I fell into counseling. I trained to be a high school English teacher. That changed when I followed my then-husband to Germany, where he was an American G.I., and I landed a job as a Counselor in an Army Education Center. I loved it from the first moment. I'm a good listener, I can size up people and situations pretty quickly, I'm tenacious, and I know how to find or create resources. I use to call these the 3 C's: caring, competence, creativity. All that makes a huge difference when you're trying to help someone. Although I see myself as a counselor, much of my career has also been as a self employed business owner--first with my own counseling and case management business and more recently in a variety of small business enterprises. Both have given me a good balance in the ways of the world.
Do you have a favourite (geographical) place? Where and why?
The beach on the bay in Provincetown Massachusetts. I have walked that beach in good times and bad, dreaming and scheming and building and rebuilding my life. Provincetown sits on the tip of Cape Cod at the ocean's edge, home to known and unknown artists and writers of all kinds, and for hundreds of years the town has somehow managed to accept people as they are. Plus the light on outer Cape Cod is like no where else.
If you had it to do over again, would you give full-time freelance writing a chance earlier in your life?
Hmmm, the short answer is yes. But I wouldn't trade all the experiences I've had that in one way or another contribute to the writer I am becoming. Sometimes I think I might have finished my graduate work for a PhD in psychology; recently I wondered why I didn't pursue an in MFA in writing, and sometimes I still think about hitting the road to present some of the "happiness" workshops I care so much about. And I wouldn't trade the times I've developed businesses and helped others do that too. All that said, I am a happy passionate writer these days.

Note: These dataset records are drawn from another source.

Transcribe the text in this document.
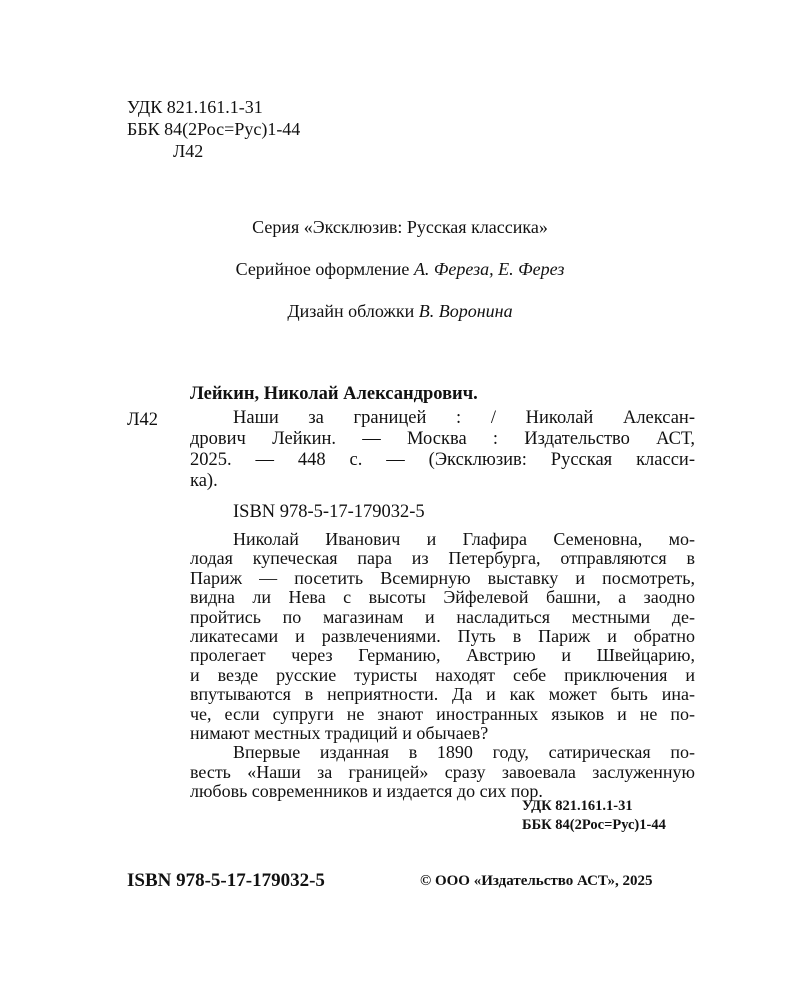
УДК 821.161.1-31
ББК 84(2Рос=Рус)1-44
Л42
Серия «Эксклюзив: Русская классика»
Серийное оформление А. Фереза, Е. Ферез
Дизайн обложки В. Воронина
Лейкин, Николай Александрович.
Л42	Наши за границей : / Николай Алексан-
дрович Лейкин. — Москва : Издательство АСТ,
2025. — 448 с. — (Эксклюзив: Русская класси-
ка).
ISBN 978-5-17-179032-5
Николай Иванович и Глафира Семеновна, мо-
лодая купеческая пара из Петербурга, отправляются в
Париж — посетить Всемирную выставку и посмотреть,
видна ли Нева с высоты Эйфелевой башни, а заодно
пройтись по магазинам и насладиться местными де-
ликатесами и развлечениями. Путь в Париж и обратно
пролегает через Германию, Австрию и Швейцарию,
и везде русские туристы находят себе приключения и
впутываются в неприятности. Да и как может быть ина-
че, если супруги не знают иностранных языков и не по-
нимают местных традиций и обычаев?
Впервые изданная в 1890 году, сатирическая по-
весть «Наши за границей» сразу завоевала заслуженную
любовь современников и издается до сих пор.
УДК 821.161.1-31
ББК 84(2Рос=Рус)1-44
ISBN 978-5-17-179032-5	© ООО «Издательство АСТ», 2025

Describe your perfect meal.
Easy question. Mexican chicken and cheese enchiladas with topped with verde (green) sauce and lots of cheese, with a side of guacamole.
How did you and jb meet?
I owned an east coast consulting company and had an opening for a Rehab. Counselor. My friend and Regional Director knew JB from her internship at the National Institute for the Deaf (NTID). JB came to Boston from the midwest to interview for the job and got it. We were friends and colleagues for many months. Then one week I took a vacation and to my surprise I called her the second I got back. We met for dinner. Over coffee and dessert and unexpected surprise, we both knew in that moment that we really cared for eachother. The rest was history. A friend of mine agreed to supervise JB until she could find another job, and we've happily been together ever since. By the way, JB will tell you working for me was the worse job she's ever had.
Ok: if you'd like five questions from me, here's how it works:
DIRECTIONS FOR THE INTERVIEW MEME
1. Leave a comment saying, "Interview me." I'm away next week, so it may take awhile, but be patient and you'll hear from me.
2. I will respond by emailing you five questions. Please make sure I have your email address; otherwise I'll list the questions on your blog.
3. You will update your blog with the answers to the questions.
4. You will include this explanation and offer to interview someone else in the same post.
5. When others comment asking to be interviewed, you will ask them five questions.